I had a troubling convergence of traditions in October when three fell on one day: a decades-old annual family reunion, a 108th annual college homecoming celebration, and a 40th high school reunion. I couldn’t do all three and so I chose part of one. It’s a good sign of the strength of a tradition that it doesn’t depend on the attendance of one particular person. I can report that the family and high school reunions went fine without me.

We’re entering a season where the calendar is full of traditions in the name of Thanksgiving, Christmas and New Year’s. Some are longstanding and some are fresh. Some will go on for years and some will evolve, be replaced or will end. It can be a wonderful time but also a stressful time if we work too hard to uphold a tradition that may have seen its day or is simply impossible to maintain.

Years ago, when my sister died, my parents struggled with what to do that first Christmas without her. I recall hearing talk about a trip away from home, but in the end, they made the hard but good decision to stay home and just do it like we’d always done it.

For my first Christmas in my first marriage, we tried to keep our family traditions intact by spending Christmas Eve with her family and Christmas Day with mine. It was a bold effort, but the 300 miles between the two homes made it too difficult to repeat. We tried the alternating Christmas and Thanksgiving dance, but that didn’t always work with siblings getting married and having families of their own. Eventually our tradition would be that we’d just try to see everyone sometime between Thanksgiving and New Year’s.

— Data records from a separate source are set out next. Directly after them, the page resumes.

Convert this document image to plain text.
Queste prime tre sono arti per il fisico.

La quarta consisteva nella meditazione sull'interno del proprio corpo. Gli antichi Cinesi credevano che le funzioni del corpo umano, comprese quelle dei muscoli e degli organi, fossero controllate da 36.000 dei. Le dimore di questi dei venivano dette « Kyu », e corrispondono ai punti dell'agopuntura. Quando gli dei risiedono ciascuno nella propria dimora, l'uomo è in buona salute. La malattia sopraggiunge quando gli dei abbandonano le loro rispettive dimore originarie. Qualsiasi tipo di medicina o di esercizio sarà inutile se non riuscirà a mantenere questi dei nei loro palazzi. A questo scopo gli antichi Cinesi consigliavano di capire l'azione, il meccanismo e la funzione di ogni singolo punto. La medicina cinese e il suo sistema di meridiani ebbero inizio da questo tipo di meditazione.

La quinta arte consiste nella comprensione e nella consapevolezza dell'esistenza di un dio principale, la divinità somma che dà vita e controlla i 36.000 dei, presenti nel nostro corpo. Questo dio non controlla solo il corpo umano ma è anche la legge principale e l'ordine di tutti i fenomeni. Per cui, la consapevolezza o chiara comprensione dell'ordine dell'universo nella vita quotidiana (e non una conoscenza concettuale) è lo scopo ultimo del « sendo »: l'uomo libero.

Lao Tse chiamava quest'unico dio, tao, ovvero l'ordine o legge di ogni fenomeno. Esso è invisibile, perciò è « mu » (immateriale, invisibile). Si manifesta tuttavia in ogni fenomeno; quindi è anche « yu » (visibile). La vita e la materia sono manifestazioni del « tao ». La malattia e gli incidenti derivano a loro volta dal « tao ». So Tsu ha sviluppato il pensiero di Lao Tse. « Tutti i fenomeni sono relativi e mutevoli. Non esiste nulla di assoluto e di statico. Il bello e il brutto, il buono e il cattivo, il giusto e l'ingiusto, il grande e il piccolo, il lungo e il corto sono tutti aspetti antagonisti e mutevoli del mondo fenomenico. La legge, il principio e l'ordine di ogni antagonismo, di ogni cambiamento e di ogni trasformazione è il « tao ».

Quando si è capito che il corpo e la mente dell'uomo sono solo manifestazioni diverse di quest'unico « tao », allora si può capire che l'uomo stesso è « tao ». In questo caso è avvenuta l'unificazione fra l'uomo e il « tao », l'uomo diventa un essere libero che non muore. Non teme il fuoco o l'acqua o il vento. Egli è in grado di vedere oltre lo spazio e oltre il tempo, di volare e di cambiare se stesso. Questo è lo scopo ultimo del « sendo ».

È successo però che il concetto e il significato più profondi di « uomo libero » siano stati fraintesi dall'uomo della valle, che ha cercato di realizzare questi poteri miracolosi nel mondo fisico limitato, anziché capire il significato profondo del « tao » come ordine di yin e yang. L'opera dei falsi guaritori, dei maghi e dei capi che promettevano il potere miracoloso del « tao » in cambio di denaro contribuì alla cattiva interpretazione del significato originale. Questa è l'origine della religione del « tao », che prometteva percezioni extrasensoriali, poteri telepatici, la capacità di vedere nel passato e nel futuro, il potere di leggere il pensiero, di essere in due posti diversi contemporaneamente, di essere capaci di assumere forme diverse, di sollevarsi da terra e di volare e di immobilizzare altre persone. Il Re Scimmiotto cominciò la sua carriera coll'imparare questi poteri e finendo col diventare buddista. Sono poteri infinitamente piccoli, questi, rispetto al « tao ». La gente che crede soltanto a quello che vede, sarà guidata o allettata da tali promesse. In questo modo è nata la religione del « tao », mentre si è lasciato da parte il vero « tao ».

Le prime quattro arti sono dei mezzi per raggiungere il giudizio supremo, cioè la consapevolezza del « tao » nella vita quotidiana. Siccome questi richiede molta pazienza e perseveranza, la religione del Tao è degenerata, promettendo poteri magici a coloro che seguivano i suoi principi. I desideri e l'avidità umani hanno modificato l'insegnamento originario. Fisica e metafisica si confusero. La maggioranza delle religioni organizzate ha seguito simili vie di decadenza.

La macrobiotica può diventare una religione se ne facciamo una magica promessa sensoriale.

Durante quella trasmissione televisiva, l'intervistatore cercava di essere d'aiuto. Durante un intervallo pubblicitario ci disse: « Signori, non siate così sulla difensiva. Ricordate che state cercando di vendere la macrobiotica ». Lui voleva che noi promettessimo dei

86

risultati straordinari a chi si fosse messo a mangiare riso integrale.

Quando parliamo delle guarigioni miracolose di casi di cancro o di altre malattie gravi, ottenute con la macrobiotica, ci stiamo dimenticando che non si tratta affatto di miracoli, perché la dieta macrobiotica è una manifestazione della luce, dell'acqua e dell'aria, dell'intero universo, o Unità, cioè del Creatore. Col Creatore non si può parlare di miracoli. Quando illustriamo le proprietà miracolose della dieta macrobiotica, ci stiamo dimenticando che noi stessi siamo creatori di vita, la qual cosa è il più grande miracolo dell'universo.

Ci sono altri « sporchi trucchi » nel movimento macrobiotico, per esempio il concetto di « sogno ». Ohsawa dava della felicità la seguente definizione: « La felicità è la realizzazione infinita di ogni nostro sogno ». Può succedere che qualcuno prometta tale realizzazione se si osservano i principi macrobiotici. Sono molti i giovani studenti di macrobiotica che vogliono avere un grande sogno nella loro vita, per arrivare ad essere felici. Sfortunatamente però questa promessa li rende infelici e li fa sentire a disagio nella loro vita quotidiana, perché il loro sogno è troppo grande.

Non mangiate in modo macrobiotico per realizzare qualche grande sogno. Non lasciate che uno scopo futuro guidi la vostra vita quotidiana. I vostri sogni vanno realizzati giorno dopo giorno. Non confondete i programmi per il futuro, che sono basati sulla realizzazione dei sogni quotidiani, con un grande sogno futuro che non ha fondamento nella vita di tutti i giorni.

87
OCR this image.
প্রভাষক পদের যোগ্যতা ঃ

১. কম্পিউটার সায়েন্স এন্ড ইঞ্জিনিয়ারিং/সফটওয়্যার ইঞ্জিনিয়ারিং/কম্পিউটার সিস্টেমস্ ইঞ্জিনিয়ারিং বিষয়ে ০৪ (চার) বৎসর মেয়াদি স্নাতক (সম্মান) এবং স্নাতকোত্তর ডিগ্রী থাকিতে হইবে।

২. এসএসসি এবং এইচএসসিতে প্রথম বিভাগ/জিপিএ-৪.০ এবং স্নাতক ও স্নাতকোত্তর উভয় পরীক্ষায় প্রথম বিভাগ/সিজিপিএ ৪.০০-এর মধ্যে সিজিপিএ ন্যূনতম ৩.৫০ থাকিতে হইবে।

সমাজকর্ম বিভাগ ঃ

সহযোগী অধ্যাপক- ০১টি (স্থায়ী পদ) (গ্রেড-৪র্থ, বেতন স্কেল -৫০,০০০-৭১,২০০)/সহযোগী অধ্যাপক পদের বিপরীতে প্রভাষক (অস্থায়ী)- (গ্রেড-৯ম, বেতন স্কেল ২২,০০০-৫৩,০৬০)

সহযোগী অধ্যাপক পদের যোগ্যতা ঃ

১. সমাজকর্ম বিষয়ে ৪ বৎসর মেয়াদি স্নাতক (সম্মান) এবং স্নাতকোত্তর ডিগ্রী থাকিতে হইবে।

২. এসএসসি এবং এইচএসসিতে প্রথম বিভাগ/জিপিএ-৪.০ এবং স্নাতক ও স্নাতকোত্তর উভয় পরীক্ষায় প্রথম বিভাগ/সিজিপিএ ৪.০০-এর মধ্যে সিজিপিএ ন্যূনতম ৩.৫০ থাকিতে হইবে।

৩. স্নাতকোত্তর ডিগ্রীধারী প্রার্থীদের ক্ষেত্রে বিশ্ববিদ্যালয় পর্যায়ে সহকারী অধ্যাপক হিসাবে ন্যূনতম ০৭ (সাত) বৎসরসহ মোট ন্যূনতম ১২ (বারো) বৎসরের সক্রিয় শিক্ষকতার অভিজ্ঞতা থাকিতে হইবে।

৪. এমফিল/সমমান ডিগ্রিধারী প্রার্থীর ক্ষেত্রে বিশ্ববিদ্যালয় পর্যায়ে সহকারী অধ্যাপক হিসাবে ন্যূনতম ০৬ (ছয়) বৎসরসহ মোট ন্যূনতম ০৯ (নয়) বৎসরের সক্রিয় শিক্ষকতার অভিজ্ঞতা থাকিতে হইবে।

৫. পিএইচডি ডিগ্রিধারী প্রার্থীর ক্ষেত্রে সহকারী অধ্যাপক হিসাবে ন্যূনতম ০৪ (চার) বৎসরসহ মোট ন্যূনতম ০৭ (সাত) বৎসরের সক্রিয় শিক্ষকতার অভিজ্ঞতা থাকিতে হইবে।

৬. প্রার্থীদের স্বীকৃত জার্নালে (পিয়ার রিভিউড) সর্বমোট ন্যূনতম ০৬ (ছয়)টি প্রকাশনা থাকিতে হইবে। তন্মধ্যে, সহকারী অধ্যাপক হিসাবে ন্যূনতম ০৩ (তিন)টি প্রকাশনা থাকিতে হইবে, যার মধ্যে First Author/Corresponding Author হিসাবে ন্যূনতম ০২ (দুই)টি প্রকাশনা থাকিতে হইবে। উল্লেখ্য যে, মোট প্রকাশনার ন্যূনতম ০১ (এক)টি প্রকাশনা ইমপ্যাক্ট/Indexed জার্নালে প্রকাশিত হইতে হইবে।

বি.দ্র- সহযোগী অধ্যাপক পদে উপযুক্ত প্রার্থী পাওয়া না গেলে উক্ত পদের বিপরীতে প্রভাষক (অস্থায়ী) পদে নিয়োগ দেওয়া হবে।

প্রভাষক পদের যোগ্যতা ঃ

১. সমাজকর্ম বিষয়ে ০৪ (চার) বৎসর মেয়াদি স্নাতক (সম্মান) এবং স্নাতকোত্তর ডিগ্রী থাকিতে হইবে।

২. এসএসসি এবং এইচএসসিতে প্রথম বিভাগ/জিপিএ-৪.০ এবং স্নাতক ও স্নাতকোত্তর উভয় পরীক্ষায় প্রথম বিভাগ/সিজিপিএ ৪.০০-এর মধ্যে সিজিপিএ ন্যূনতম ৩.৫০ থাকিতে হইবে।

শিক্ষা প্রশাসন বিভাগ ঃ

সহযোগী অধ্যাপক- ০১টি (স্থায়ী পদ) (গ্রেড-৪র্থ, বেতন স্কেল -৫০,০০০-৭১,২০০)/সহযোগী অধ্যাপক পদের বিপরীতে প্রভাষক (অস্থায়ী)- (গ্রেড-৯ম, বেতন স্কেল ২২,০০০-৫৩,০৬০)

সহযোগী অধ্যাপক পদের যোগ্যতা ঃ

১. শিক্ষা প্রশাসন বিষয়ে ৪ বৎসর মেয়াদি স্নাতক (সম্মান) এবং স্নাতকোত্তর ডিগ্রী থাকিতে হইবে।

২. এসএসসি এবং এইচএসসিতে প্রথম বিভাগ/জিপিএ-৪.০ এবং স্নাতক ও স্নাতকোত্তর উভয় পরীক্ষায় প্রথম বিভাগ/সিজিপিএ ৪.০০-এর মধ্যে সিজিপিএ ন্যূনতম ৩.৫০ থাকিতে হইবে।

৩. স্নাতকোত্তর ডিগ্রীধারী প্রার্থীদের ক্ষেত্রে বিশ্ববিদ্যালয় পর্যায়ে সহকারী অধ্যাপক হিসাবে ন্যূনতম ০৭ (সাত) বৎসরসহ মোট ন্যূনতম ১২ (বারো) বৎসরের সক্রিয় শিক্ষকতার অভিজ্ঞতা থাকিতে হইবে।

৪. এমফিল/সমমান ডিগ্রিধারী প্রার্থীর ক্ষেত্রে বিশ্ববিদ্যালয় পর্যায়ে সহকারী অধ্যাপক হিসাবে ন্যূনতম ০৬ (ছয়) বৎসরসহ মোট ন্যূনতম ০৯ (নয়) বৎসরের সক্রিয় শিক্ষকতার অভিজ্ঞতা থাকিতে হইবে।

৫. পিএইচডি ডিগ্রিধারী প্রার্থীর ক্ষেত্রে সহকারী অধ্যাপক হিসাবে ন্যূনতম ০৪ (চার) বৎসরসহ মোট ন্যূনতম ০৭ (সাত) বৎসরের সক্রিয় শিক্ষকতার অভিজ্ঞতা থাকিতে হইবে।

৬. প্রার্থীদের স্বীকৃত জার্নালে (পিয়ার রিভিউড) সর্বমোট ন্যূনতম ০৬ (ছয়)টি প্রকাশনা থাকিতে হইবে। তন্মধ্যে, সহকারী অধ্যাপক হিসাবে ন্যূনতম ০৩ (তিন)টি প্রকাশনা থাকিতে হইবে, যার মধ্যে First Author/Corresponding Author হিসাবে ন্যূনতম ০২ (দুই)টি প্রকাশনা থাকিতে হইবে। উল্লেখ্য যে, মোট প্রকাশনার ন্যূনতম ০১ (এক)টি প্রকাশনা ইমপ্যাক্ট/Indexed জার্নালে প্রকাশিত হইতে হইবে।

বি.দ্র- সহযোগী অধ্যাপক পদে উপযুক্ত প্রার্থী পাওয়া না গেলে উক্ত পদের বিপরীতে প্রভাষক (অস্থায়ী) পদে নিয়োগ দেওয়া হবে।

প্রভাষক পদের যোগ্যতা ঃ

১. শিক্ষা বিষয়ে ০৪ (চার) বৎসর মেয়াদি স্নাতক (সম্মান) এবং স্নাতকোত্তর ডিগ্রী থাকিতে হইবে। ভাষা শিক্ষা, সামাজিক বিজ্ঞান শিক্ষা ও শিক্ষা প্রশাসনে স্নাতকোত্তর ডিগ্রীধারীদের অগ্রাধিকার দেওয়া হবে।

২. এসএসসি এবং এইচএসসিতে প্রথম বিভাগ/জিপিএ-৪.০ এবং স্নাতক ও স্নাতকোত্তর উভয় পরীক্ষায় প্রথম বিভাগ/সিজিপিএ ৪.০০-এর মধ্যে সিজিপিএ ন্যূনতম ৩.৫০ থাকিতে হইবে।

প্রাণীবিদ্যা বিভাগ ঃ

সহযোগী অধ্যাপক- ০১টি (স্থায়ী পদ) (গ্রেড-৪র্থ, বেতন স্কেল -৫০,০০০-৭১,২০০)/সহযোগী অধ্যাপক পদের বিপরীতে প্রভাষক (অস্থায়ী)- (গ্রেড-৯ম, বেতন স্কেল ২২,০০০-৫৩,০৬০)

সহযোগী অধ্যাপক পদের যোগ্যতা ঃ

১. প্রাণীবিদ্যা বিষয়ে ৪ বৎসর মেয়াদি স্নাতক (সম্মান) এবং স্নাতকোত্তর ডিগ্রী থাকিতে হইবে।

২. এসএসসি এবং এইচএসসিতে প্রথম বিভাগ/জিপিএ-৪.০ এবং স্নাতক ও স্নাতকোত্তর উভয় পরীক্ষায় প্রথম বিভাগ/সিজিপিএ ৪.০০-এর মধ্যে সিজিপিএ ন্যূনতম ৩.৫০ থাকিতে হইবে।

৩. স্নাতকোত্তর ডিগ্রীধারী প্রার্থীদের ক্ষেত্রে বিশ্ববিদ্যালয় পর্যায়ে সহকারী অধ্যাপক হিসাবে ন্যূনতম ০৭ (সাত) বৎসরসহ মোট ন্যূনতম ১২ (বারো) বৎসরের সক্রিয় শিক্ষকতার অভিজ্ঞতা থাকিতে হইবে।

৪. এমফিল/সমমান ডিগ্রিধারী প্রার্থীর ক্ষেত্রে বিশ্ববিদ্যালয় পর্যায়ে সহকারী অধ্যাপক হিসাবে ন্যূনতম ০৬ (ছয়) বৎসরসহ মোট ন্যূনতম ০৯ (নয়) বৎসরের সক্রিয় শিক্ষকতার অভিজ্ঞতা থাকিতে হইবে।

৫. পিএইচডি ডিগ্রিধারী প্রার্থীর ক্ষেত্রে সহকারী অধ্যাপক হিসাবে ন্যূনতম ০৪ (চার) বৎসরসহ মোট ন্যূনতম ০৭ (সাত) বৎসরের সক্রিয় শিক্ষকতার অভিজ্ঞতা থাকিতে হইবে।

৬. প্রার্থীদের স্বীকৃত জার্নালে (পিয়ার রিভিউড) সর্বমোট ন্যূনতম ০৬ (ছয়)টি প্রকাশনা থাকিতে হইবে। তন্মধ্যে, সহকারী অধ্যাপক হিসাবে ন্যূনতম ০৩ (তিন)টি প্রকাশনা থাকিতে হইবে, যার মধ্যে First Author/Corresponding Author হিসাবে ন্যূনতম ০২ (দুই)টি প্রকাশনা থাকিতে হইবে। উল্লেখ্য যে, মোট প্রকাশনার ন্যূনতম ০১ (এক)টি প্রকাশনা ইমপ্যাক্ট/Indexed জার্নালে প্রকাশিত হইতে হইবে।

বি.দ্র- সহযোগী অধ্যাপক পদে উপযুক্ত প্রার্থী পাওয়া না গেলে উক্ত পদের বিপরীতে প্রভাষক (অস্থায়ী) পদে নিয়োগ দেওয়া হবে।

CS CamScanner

In my new life with LeAnn we’ve enjoyed the close proximity of parents that has allowed us all to gather in one place for Thanksgiving and Christmas meals. This year we’ll be missing LeAnn’s father at the table. The tradition has changed but it will go on in a new way.

It’s easy to get swept up by a tradition and make it the object of the season when it is actually just a way to package the season. A big Thanksgiving spread with all the right people at the table is not Thanksgiving; it is a way we give thanks. A tree decorated just right and a perfectly choreographed gift exchange is not Christmas; those are just ways we celebrate the birth of Christ. There are other ways to give thanks, other ways to worship the Christ child.

The best holiday tradition may be a personal one that we can practice within ourselves: to have a spirit that embraces new experiences and a heart that welcomes new people to our tables.